Mientras esperan que su hija vaya a la universidad, los padres de Angela, Patty (Bess Armstrong) y Graham (Tom Irwin), no la envían a consejeros preuniversitarios ni a hacer actividades extracurriculares. Patty se siente algo consternada cuando Angela deja su trabajo en el anuario del instituto, pero rápidamente lo supera. El especialmente ligero toque de los padres de Angela para encaminarla hacia las experiencias vitales que quedarían bien en una redacción para solicitar la entrada a una universidad, contrasta de una forma sumamente curiosa con la organización de la experiencia juvenil en la economía actual acechada por la precariedad. Los Chase mayores parecen confiar en que ser normal es suficiente. Las peleas a gritos entre madre e hija por la ambición, la angustia de clase y la matrícula universitaria llegarán unos veinte años después, en 2017, con la película Lady Bird de Greta Gerwig.

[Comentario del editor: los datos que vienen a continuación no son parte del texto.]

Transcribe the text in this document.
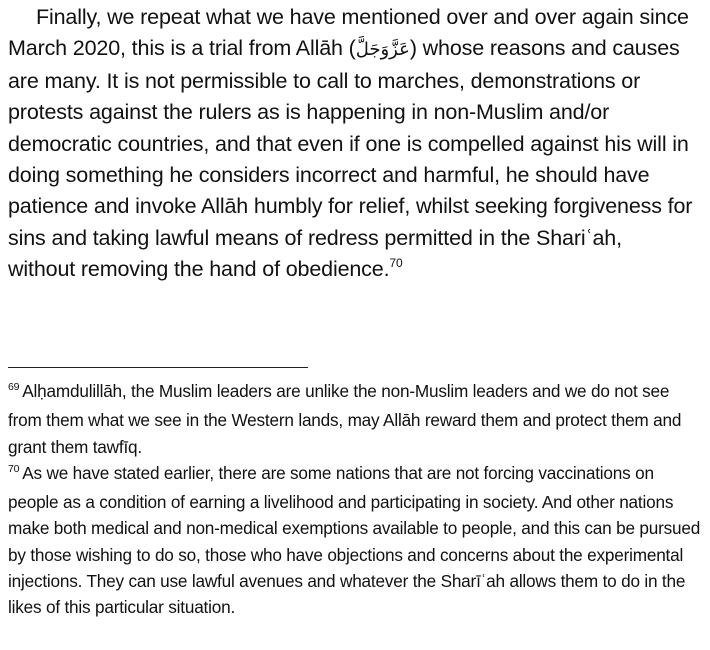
Finally, we repeat what we have mentioned over and over again since March 2020, this is a trial from Allāh (عَزَّوَجَلَّ) whose reasons and causes are many. It is not permissible to call to marches, demonstrations or protests against the rulers as is happening in non-Muslim and/or democratic countries, and that even if one is compelled against his will in doing something he considers incorrect and harmful, he should have patience and invoke Allāh humbly for relief, whilst seeking forgiveness for sins and taking lawful means of redress permitted in the Shariʿah, without removing the hand of obedience.$^{70}$

$^{69}$ Alḥamdulillāh, the Muslim leaders are unlike the non-Muslim leaders and we do not see from them what we see in the Western lands, may Allāh reward them and protect them and grant them tawfīq.

$^{70}$ As we have stated earlier, there are some nations that are not forcing vaccinations on people as a condition of earning a livelihood and participating in society. And other nations make both medical and non-medical exemptions available to people, and this can be pursued by those wishing to do so, those who have objections and concerns about the experimental injections. They can use lawful avenues and whatever the Sharīʿah allows them to do in the likes of this particular situation.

Al mercado le encanta el ensimismamiento, especialmente de las mujeres, a quienes espera convencer de que asuman las compras como pasatiempo, de un modo implacable y patriarcal. Incluso en el mundo de la televisión, Angela no puede convertirse en la Carrie Bradshaw de Sexo en Nueva York –hay un desajuste de más de una década entre los personajes–. Sin embargo, las dos series comparten similitudes formales sorprendentes; cuentan con monólogos con la voz en off de sus personajes femeninos centrales y completamente mediocres que habitan principalmente en los diminutos mundos de sus vidas interiores y de sus círculos sociales inmediatos. Los seguidores de ambos programas dedicaron un análisis a escala talmúdica a las banalidades de las vidas y pensamientos de los personajes principales. Tanto Angela como Carrie se convirtieron en figuras con las que se identificaban enormemente. El resto del mundo –como muchos espectadores se permitían el lujo de pensar– parecía muy muy lejos.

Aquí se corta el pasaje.